Firman el documento el 43% de los relacionados, cifra que aunque parece alta
no representa un porcentaje real, ya que los más desamparados, ni tenían
ganado ni sabían firmar. En la actualidad existe la "Cooperativa
Agrícola Riva do Bao". Lleva funcionando más de 30 años,
y durante este tiempo llegó a agrupar a cerca de 70 socios pertenecientes
a cinco parroquias limítrofes.
Lo bueno de ser pobre es que las crisis económicas no le afectan mucho
a uno. Es difícil estar peor de lo que se está. Esto fue lo que
ocurrió en Fornelos después de la guerra civil. Puede que durante
la misma todavía se notara algo porque se tenían familiares en
el frente, pero
después no hubo grandes cambios. Ni peor ni mejor. El único recuerdo
de la misma fue que después de terminar la guerra, y durante los primeros
años de la Segunda Guerra Mundial, hubo en La Cacharoza un destacamento
de soldados. Sólo recuerdo los pilares que había a la entrada
al campamento y los soldados que venían a Fornelos, con un carro tirado
por una mula a comprar víveres. En esta época era yo muy pequeño,
no tendría más de cuatro o cinco años, pero me acuerdo
del carro y de la mula pues nos llamaban mucho la atención al no ser
propios de la comarca.
Los que sí sintieron la posguerra fueron los fumadores. Por los años
40 el tabaco estaba racionado.
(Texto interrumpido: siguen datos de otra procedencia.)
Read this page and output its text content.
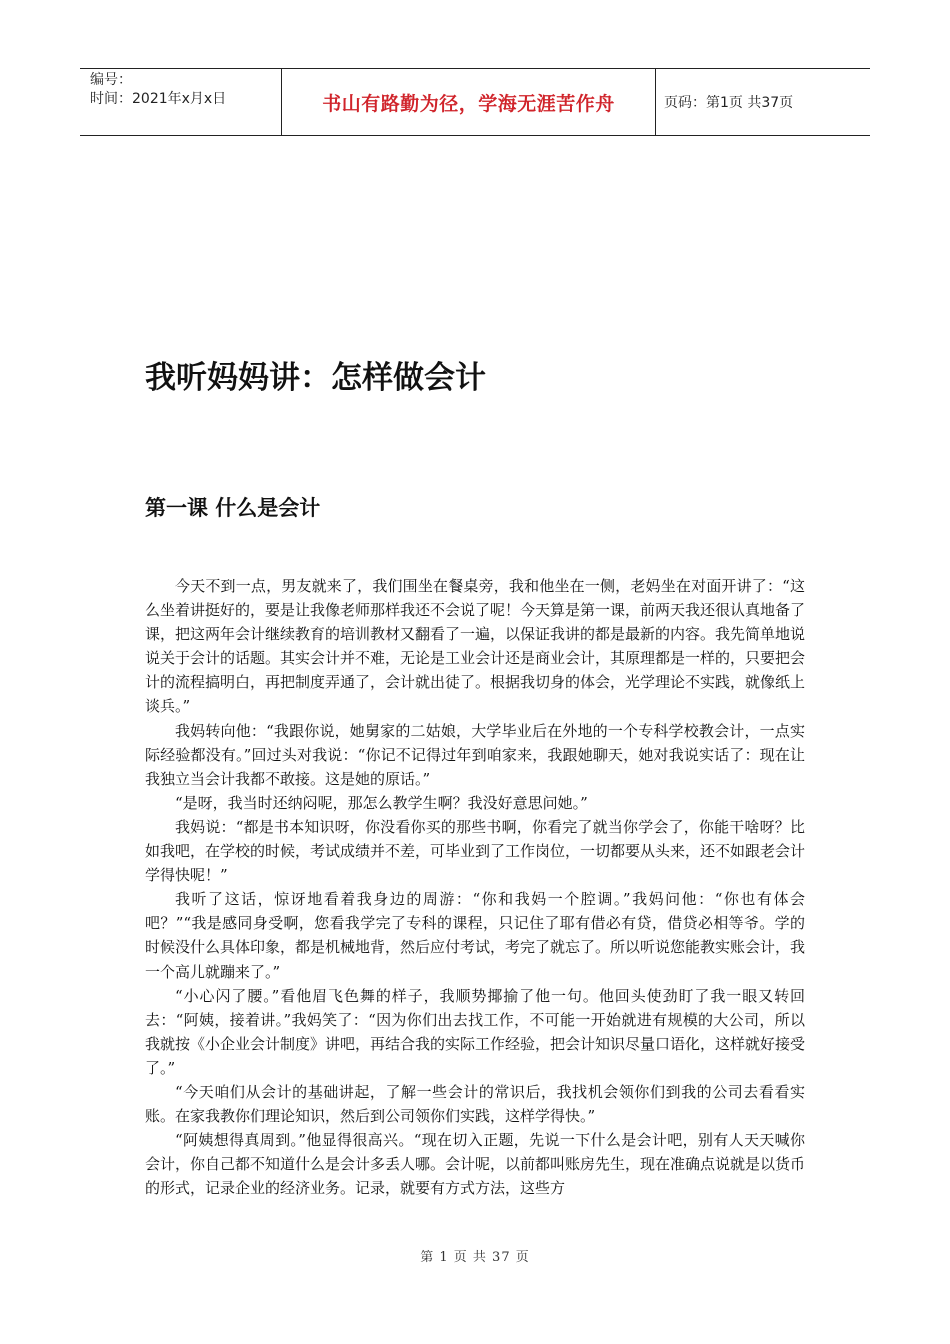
编号：
时间：2021年x月x日	书山有路勤为径，学海无涯苦作舟	页码：第1页 共37页
我听妈妈讲：怎样做会计
第一课 什么是会计

今天不到一点，男友就来了，我们围坐在餐桌旁，我和他坐在一侧，老妈坐在对面开讲了：“这么坐着讲挺好的，要是让我像老师那样我还不会说了呢！今天算是第一课，前两天我还很认真地备了课，把这两年会计继续教育的培训教材又翻看了一遍，以保证我讲的都是最新的内容。我先简单地说说关于会计的话题。其实会计并不难，无论是工业会计还是商业会计，其原理都是一样的，只要把会计的流程搞明白，再把制度弄通了，会计就出徒了。根据我切身的体会，光学理论不实践，就像纸上谈兵。”

我妈转向他：“我跟你说，她舅家的二姑娘，大学毕业后在外地的一个专科学校教会计，一点实际经验都没有。”回过头对我说：“你记不记得过年到咱家来，我跟她聊天，她对我说实话了：现在让我独立当会计我都不敢接。这是她的原话。”

“是呀，我当时还纳闷呢，那怎么教学生啊？我没好意思问她。”

我妈说：“都是书本知识呀，你没看你买的那些书啊，你看完了就当你学会了，你能干啥呀？比如我吧，在学校的时候，考试成绩并不差，可毕业到了工作岗位，一切都要从头来，还不如跟老会计学得快呢！”

我听了这话，惊讶地看着我身边的周游：“你和我妈一个腔调。”我妈问他：“你也有体会吧？”“我是感同身受啊，您看我学完了专科的课程，只记住了耶有借必有贷，借贷必相等爷。学的时候没什么具体印象，都是机械地背，然后应付考试，考完了就忘了。所以听说您能教实账会计，我一个高儿就蹦来了。”

“小心闪了腰。”看他眉飞色舞的样子，我顺势揶揄了他一句。他回头使劲盯了我一眼又转回去：“阿姨，接着讲。”我妈笑了：“因为你们出去找工作，不可能一开始就进有规模的大公司，所以我就按《小企业会计制度》讲吧，再结合我的实际工作经验，把会计知识尽量口语化，这样就好接受了。”

“今天咱们从会计的基础讲起，了解一些会计的常识后，我找机会领你们到我的公司去看看实账。在家我教你们理论知识，然后到公司领你们实践，这样学得快。”

“阿姨想得真周到。”他显得很高兴。“现在切入正题，先说一下什么是会计吧，别有人天天喊你会计，你自己都不知道什么是会计多丢人哪。会计呢，以前都叫账房先生，现在准确点说就是以货币的形式，记录企业的经济业务。记录，就要有方式方法，这些方

第 1 页 共 37 页
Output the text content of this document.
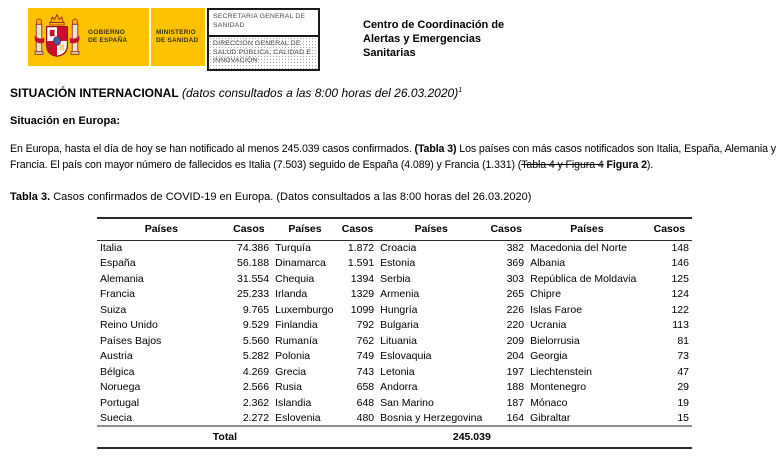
GOBIERNO
DE ESPAÑA
MINISTERIO
DE SANIDAD
SECRETARIA GENERAL DE SANIDAD
DIRECCIÓN GENERAL DE SALUD PÚBLICA, CALIDAD E INNOVACIÓN
Centro de Coordinación de
Alertas y Emergencias
Sanitarias
SITUACIÓN INTERNACIONAL (datos consultados a las 8:00 horas del 26.03.2020)$^1$
Situación en Europa:

En Europa, hasta el día de hoy se han notificado al menos 245.039 casos confirmados. (Tabla 3) Los países con más casos notificados son Italia, España, Alemania y Francia. El país con mayor número de fallecidos es Italia (7.503) seguido de España (4.089) y Francia (1.331) (Tabla 4 y Figura 4 Figura 2).

Tabla 3. Casos confirmados de COVID-19 en Europa. (Datos consultados a las 8:00 horas del 26.03.2020)
Países	Casos	Países	Casos	Países	Casos	Países	Casos
Italia	74.386	Turquía	1.872	Croacia	382	Macedonia del Norte	148
España	56.188	Dinamarca	1.591	Estonia	369	Albania	146
Alemania	31.554	Chequia	1394	Serbia	303	República de Moldavia	125
Francia	25.233	Irlanda	1329	Armenia	265	Chipre	124
Suiza	9.765	Luxemburgo	1099	Hungría	226	Islas Faroe	122
Reino Unido	9.529	Finlandia	792	Bulgaria	220	Ucrania	113
Países Bajos	5.560	Rumanía	762	Lituania	209	Bielorrusia	81
Austria	5.282	Polonia	749	Eslovaquia	204	Georgia	73
Bélgica	4.269	Grecia	743	Letonia	197	Liechtenstein	47
Noruega	2.566	Rusia	658	Andorra	188	Montenegro	29
Portugal	2.362	Islandia	648	San Marino	187	Mónaco	19
Suecia	2.272	Eslovenia	480	Bosnia y Herzegovina	164	Gibraltar	15

Total 245.039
El que fumaba tenía la "Cartilla
del fumador" y por medio de unos cupones iba a la expendeduría a
retirar su ración. Recuerdo en casa dos cartillas de racionamiento: la
"Tarjeta de abastecimiento" y la "Tarjeta del fumador".
La primera se implantó al finalizar la guerra y la segunda un año
después, o sea en 1940, y duraron hasta 1952. En la de víveres
había varias categorías que dependían del sexo, salud e
ingresos, de manera que el más humilde recibiera más productos.
En la del fumador también había más de una categoría,
y supongo que en ésta no influiría la salud, aunque a lo mejor...
cuanto más enfermo, más tabaco. Mi padre no era fumador, pero
se apuntó para recoger su ración y venderla de estraperlo, en
el mercado negro. El que no tenía cartilla o no le llegaba la "ración"
(bien sea de tabaco o alimentos) tenía que recurrir a este "mercado
secundario", cosa a la que se dedicaba con más o menos intensidad
todo el mundo. Cuando más tarde la "ración" no llegaba
para mis hermanos, Jesús plantaba tabaco de forma clandestina entre las
plantas de maíz en la huerta. Había quien a falta de tabaco fumaba
hojas de patata, barbas de maíz o simple papel.
Recuerdo un personaje llamado Manuel do Coxo, que llevaba sus bolsillos llenos
de cachivaches para tener con qué fumar un pitillo. Cuando lo conocí
ya era un hombre mayor y se dedicaba al pastoreo de cuatro vacas y una caballería
la cual nunca montaba para ir al pasto, sino que la llevaba siempre por las
riendas. Cambiaba con mucha frecuencia de caballería, compraba una especie
de Rocinante y cuando estaba más lucida la vendía. Pero a lo que
iba. Este hombre salía con las vacas por la carretera, sueltas. Si venía
un coche nadie tenía preferencia, por lo que cada cual pasaba cuando
podía. Manuel
sacaba su librillo de papelillos para liar tabaco, esos que hoy se usan para
otros menesteres, cogía uno y lo pegaba en el labio inferior. Luego cogía
su bolsita de tabaco y echaba un poco en la mano. Pasaba entonces la mano por
entre la oreja y la boina, y cogía un colilla que deshacía y añadía
al tabaco, liando seguidamente el pitillo. Si en medio de toda esta operación
la caballería tiraba de las riendas y se caía el tabaco, de nuevo
a empezar. Con el pitillo en los labios sacaba un seixo (piedra de cuarzo),
un eslabón y una mecha que podía tener una vara de largo (ochenta
y cinco centímetros aproximadamente) de los cuales los diez primeros
estaban dentro de una caña. Arrimaba la mecha al cuarzo y deslizaba el
eslabón con rapidez sobre este hasta que saltase una chispa que inflamase
la mecha, soplaba convenientemente la mecha y seguidamente le plantaba fuego
al pitillo. A falta de mecha, se quemaba un trozo de una camiseta de algodón,
y se metía la ceniza en una caña de 8 ó 10 centímetros
(en este caso, lo que se inflamaba era la ceniza). Una vez encendido el pitillo
sé tapaba con un carozo. En fin, que cuando Manuel había recorrido
los dos kilómetros desde la casa al pinar, se encontraba en el momento
óptimo de sentarse en una piedra y saborear su cigarro.